1. Não se fala noutra coisa: crise. Em todo o lado, nos cafés, nos aeroportos, no trabalho, nas grandes conferências internacionais, nas frentes diplomáticas mundiais, nas casas de gente pobre, remediada, classe média, nas escolas, nos hospitais, nas conversas formais e informais, até nos amores e desamores esta é a palavra que nunca está fora das análises presentes nas mais diversas situações, seja a um nível macro ou micro. Nos pequenos, grandes e médios países, no mundo mais ou menos desenvolvido, a Norte e a Sul, por todo o lado, a palavra crise bate-nos à porta, dá-nos umas chapadas na cara, se estamos a dormir acordamos inevitavelmente para uma realidade onde não é permitida a entrada ao optimismo ou à poesia.
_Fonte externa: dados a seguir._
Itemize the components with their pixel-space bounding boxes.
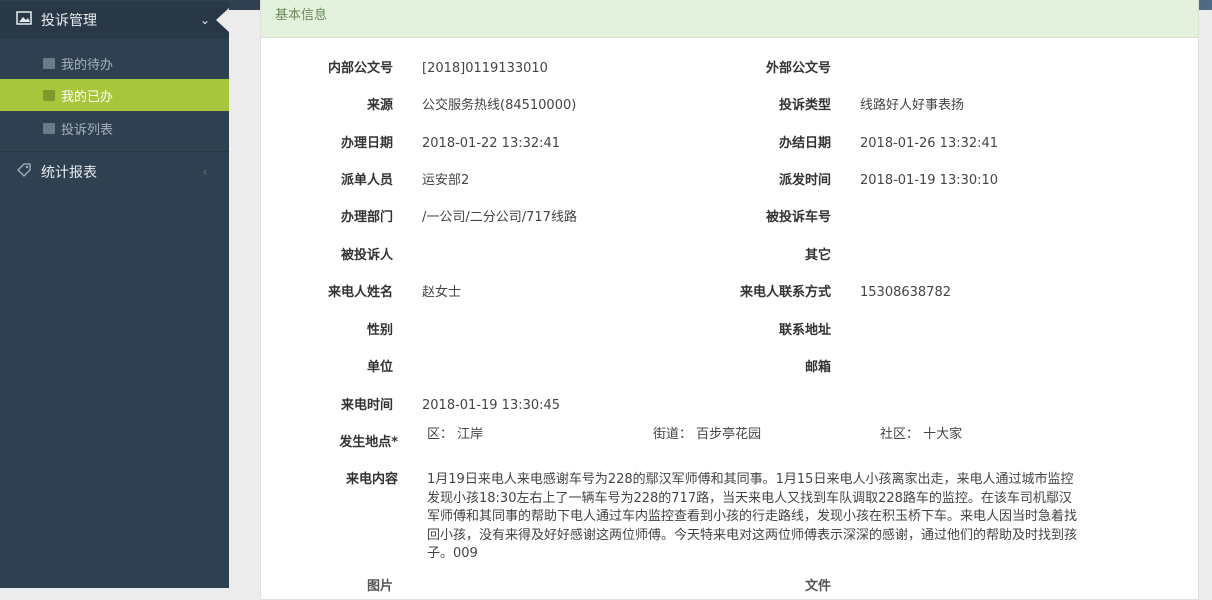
dispatcher-value: 运安部2 xyxy=(422,173,470,188)
location-street: 街道： 百步亭花园 xyxy=(653,427,762,442)
call-time-label: 来电时间 xyxy=(340,398,393,413)
external-no-label: 外部公文号 xyxy=(765,61,831,76)
internal-no-value: [2018]0119133010 xyxy=(422,61,548,76)
chevron-left-icon: ‹ xyxy=(202,165,208,179)
pictures-label: 图片 xyxy=(366,579,393,594)
mail-icon xyxy=(43,57,55,69)
sidebar-group-complaint-management[interactable]: 投诉管理 ⌄ xyxy=(0,1,229,39)
handle-dept-label: 办理部门 xyxy=(340,210,393,225)
handle-date-label: 办理日期 xyxy=(340,136,393,151)
vehicle-no-label: 被投诉车号 xyxy=(765,210,831,225)
internal-no-label: 内部公文号 xyxy=(327,61,393,76)
call-time-value: 2018-01-19 13:30:45 xyxy=(422,398,561,413)
sidebar-group-label: 统计报表 xyxy=(41,165,97,181)
sidebar-group-statistics[interactable]: 统计报表 ‹ xyxy=(0,153,229,191)
sidebar-item-label: 我的已办 xyxy=(61,89,114,105)
field-row: 派单人员 运安部2 派发时间 2018-01-19 13:30:10 xyxy=(261,171,1196,191)
source-value: 公交服务热线(84510000) xyxy=(422,98,577,113)
sidebar-item-label: 我的待办 xyxy=(61,57,114,73)
files-label: 文件 xyxy=(804,579,831,594)
field-row: 单位 邮箱 xyxy=(261,358,1196,378)
copy-icon xyxy=(43,122,55,134)
field-row: 来电人姓名 赵女士 来电人联系方式 15308638782 xyxy=(261,283,1196,303)
attachments-row: 图片 文件 xyxy=(261,577,1196,597)
caller-name-value: 赵女士 xyxy=(422,285,462,300)
handle-date-value: 2018-01-22 13:32:41 xyxy=(422,136,561,151)
gender-label: 性别 xyxy=(366,323,393,338)
caller-phone-label: 来电人联系方式 xyxy=(739,285,831,300)
picture-icon xyxy=(15,11,33,29)
chevron-down-icon: ⌄ xyxy=(199,13,211,27)
complaint-type-label: 投诉类型 xyxy=(778,98,831,113)
dispatch-time-label: 派发时间 xyxy=(778,173,831,188)
field-row: 被投诉人 其它 xyxy=(261,246,1196,266)
location-district: 区： 江岸 xyxy=(427,427,484,442)
call-content-value: 1月19日来电人来电感谢车号为228的鄢汉军师傅和其同事。1月15日来电人小孩离… xyxy=(427,472,1078,561)
basic-info-panel: 基本信息 内部公文号 [2018]0119133010 外部公文号 来源 公交服… xyxy=(260,0,1199,600)
square-icon xyxy=(43,89,55,101)
sidebar-item-my-done[interactable]: 我的已办 xyxy=(0,79,229,111)
field-row: 内部公文号 [2018]0119133010 外部公文号 xyxy=(261,59,1196,79)
sidebar-divider xyxy=(0,151,229,152)
tag-icon xyxy=(15,162,33,182)
field-row: 办理部门 /一公司/二分公司/717线路 被投诉车号 xyxy=(261,208,1196,228)
handle-dept-value: /一公司/二分公司/717线路 xyxy=(422,210,577,225)
close-date-value: 2018-01-26 13:32:41 xyxy=(860,136,999,151)
dispatch-time-value: 2018-01-19 13:30:10 xyxy=(860,173,999,188)
complainee-label: 被投诉人 xyxy=(340,248,393,263)
address-label: 联系地址 xyxy=(778,323,831,338)
sidebar-notch xyxy=(216,8,229,32)
location-label: 发生地点* xyxy=(339,435,398,450)
sidebar-item-complaint-list[interactable]: 投诉列表 xyxy=(0,112,229,144)
field-row: 来源 公交服务热线(84510000) 投诉类型 线路好人好事表扬 xyxy=(261,96,1196,116)
call-content-label: 来电内容 xyxy=(345,472,398,487)
dispatcher-label: 派单人员 xyxy=(340,173,393,188)
location-community: 社区： 十大家 xyxy=(880,427,963,442)
panel-heading: 基本信息 xyxy=(261,0,1198,38)
field-row: 办理日期 2018-01-22 13:32:41 办结日期 2018-01-26… xyxy=(261,134,1196,154)
caller-phone-value: 15308638782 xyxy=(860,285,951,300)
close-date-label: 办结日期 xyxy=(778,136,831,151)
source-label: 来源 xyxy=(366,98,393,113)
complaint-type-value: 线路好人好事表扬 xyxy=(860,98,965,113)
location-row: 发生地点* 区： 江岸 街道： 百步亭花园 社区： 十大家 xyxy=(261,427,1196,451)
sidebar: 投诉管理 ⌄ 我的待办 我的已办 投诉列表 统计报表 ‹ xyxy=(0,0,229,588)
unit-label: 单位 xyxy=(366,360,393,375)
other-label: 其它 xyxy=(804,248,831,263)
field-row: 性别 联系地址 xyxy=(261,321,1196,341)
email-label: 邮箱 xyxy=(804,360,831,375)
sidebar-item-label: 投诉列表 xyxy=(61,122,114,138)
sidebar-group-label: 投诉管理 xyxy=(41,13,97,29)
sidebar-item-my-todo[interactable]: 我的待办 xyxy=(0,47,229,79)
caller-name-label: 来电人姓名 xyxy=(327,285,393,300)
field-row: 来电时间 2018-01-19 13:30:45 xyxy=(261,396,1196,416)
2. Está mais do que provado que hoje tudo passa pela economia. Pelo mundo financeiro. Pelos mercados. Hoje, o que mais se ouve, é que é fundamental ouvir o mercado. Falar com o mercado. Não mentir ao mercado porque ele, o mercado, acaba sempre por descobrir a verdade, toda a verdade, nada mais além da verdade. E decidir, por nós, reles mortais, como vai ser gerida a nossa vida nos tempos que se avizinham. O mercado, omnipresente e omnipotente, é o Deus do mundo moderno: está em todo lado, invade todos os lares, tem os seus templos próprios (as bolsas), mas nunca ninguém viu este ser assim, com olhos de ver, que a terra há-de comer e ainda não apareceu nenhum brilhante especialista que conseguisse explicar por a mais b quem é essa tal figura que parece comandar tudo e todos nestes tempos modernos e que, tal como um vendaval, nos arrebenta a porta de casa e os sonhos mais ou menos ousados. Como no caso das outras religiões, o que não faltam são teorias. A maior parte das quais, para entreter.
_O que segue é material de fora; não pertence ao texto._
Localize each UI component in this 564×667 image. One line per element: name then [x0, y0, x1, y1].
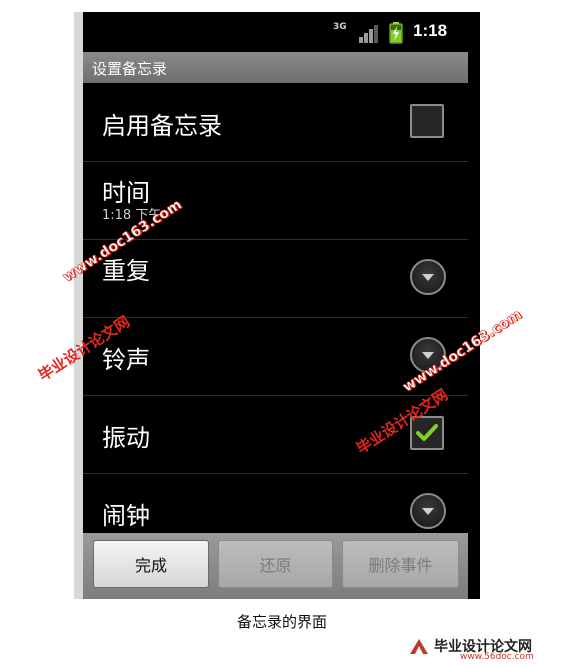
chevron-down-icon [422, 352, 434, 359]
setting-repeat[interactable]: 重复 [83, 239, 468, 318]
settings-list: 启用备忘录 时间 1:18 下午 重复 铃声 振动 闹钟 [83, 83, 468, 533]
enable-memo-checkbox[interactable] [410, 104, 444, 138]
logo-icon [410, 639, 428, 654]
setting-label: 启用备忘录 [102, 112, 222, 140]
alarm-dropdown-button[interactable] [410, 493, 446, 529]
network-3g-indicator: 3G [333, 22, 347, 32]
setting-vibrate[interactable]: 振动 [83, 395, 468, 474]
repeat-dropdown-button[interactable] [410, 259, 446, 295]
setting-label: 闹钟 [102, 502, 150, 530]
phone-bezel [74, 12, 83, 599]
setting-label: 铃声 [102, 346, 150, 374]
setting-enable-memo[interactable]: 启用备忘录 [83, 83, 468, 162]
page-title: 设置备忘录 [92, 60, 168, 78]
footer-site-url: www.56doc.com [460, 652, 534, 662]
status-bar: 3G 1:18 [83, 12, 468, 52]
status-time: 1:18 [413, 21, 448, 40]
setting-alarm[interactable]: 闹钟 [83, 473, 468, 533]
battery-charging-icon [389, 22, 403, 44]
ringtone-dropdown-button[interactable] [410, 337, 446, 373]
setting-time[interactable]: 时间 1:18 下午 [83, 161, 468, 240]
delete-event-button[interactable]: 删除事件 [342, 540, 459, 588]
setting-ringtone[interactable]: 铃声 [83, 317, 468, 396]
footer-logo: 毕业设计论文网 www.56doc.com [408, 634, 558, 664]
setting-label: 重复 [102, 257, 150, 285]
checkmark-icon [416, 424, 438, 441]
setting-time-value: 1:18 下午 [102, 208, 162, 223]
done-button[interactable]: 完成 [93, 540, 209, 588]
signal-strength-icon [359, 25, 378, 43]
title-bar: 设置备忘录 [83, 52, 468, 83]
revert-button[interactable]: 还原 [218, 540, 333, 588]
figure-caption: 备忘录的界面 [236, 613, 327, 631]
setting-label: 振动 [102, 424, 150, 452]
setting-label: 时间 [102, 179, 150, 207]
page: 3G 1:18 设置备忘录 启用备忘录 时间 1:18 下午 重复 铃声 振动 … [0, 0, 564, 667]
chevron-down-icon [422, 274, 434, 281]
vibrate-checkbox[interactable] [410, 416, 444, 450]
chevron-down-icon [422, 508, 434, 515]
button-bar: 完成 还原 删除事件 [83, 533, 468, 599]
3. Como entidade misteriosa e superior a tudo e a todos, que decide, que manda e desmanda, que sentencia quem compra o quê e a que preço, que decreta quanto custa cada alma humana vendida em grandes superfícies comerciais, que quando espirra provoca uma gripe mortal no mundo inteiro, o mercado, esse Deus dos tempos modernos, é também o principal responsável pela crise actual. Como nos tem mostrado a história das religiões, é sempre importante a estas entidades superiores darem, de quando em quando, um ar da sua (des)graça, quanto mais não seja para mostrar ao povo quem é que manda, que ninguém pense que é dono do seu destino porque isso foi chão que já deu uvas, agora temos é que ser carneiros nesta longa fila do consumismo e do cada um por si. Morte às utopias. Fogueira aos idealistas. A Inquisição medieval foi substituída por uma espécie de Inquisição económica, controlada por essa entidade financeira suprema.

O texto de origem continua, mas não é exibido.